#124 「焼夷弾」って何?

東京大空襲で東京の下町を焼け野原にした「焼夷弾」。普通の爆弾とは何が違うのだろうか。一般的な爆弾は、投下された後に火薬が爆発して爆風や飛び散る破片で人や建物にダメージを与えるものである。一方、焼夷弾は細い筒の中にゼリー状の油が入っており、それが飛び散って引火し、周囲を延焼させるという爆弾だった。木造家屋が多い日本の街を焼き払うことに特化してアメリカ軍が開発した爆弾である。

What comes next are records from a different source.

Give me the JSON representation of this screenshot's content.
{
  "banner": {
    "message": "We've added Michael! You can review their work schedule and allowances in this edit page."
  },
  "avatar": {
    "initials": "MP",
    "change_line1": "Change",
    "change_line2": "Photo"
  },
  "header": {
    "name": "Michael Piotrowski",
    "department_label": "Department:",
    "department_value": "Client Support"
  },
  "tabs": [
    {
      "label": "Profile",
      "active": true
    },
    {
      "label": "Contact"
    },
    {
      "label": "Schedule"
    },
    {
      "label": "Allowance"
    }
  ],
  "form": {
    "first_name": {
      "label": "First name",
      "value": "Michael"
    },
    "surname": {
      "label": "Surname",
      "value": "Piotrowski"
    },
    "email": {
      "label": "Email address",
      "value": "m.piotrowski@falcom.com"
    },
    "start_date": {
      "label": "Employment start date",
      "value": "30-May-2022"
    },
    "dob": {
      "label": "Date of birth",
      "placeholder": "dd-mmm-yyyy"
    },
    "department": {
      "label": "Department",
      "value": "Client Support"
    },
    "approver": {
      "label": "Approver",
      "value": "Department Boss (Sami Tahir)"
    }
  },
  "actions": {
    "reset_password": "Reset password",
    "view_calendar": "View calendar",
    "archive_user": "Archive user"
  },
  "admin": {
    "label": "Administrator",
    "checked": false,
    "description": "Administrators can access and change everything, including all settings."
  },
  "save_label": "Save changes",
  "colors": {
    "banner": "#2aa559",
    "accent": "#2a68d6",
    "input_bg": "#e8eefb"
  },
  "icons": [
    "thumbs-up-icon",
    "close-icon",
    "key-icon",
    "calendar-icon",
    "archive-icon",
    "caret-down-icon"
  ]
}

東京大空襲で投下された爆弾の多くは「M69焼夷弾」と呼ばれる型のものだった。投下する時点では大きな1つの爆弾だが、ゼリー状の油脂が入った細長い鉄製の筒(直径7.5センチメートル・長さ50.8センチメートル・重さ2.8キログラム)が38本入っており、落下中にカバーが開いて分離し、広範囲に降り注ぐという設計の爆弾だった。現代で言えばクラスター爆弾と似た構造である。

このような構造なので、鉄の筒が直接身体を貫いて即死してしまう事例も多発したという。また、ゼリー状の油脂は現代で言えばバーベキューで使う着火剤が建物や身体にこびりついて引火するようなものであり、消火は困難だった。ことに身体についてしまった人々は凄惨な焼死をとげた。

しかし、政府は一致団結して消火にあたれば空襲も怖くない、空襲の被害は大したことはないと宣伝し続けた。
一晩で10万人が死亡した東京大空襲の後もその方針は変わらず、小学生以外の疎開も認められなかった。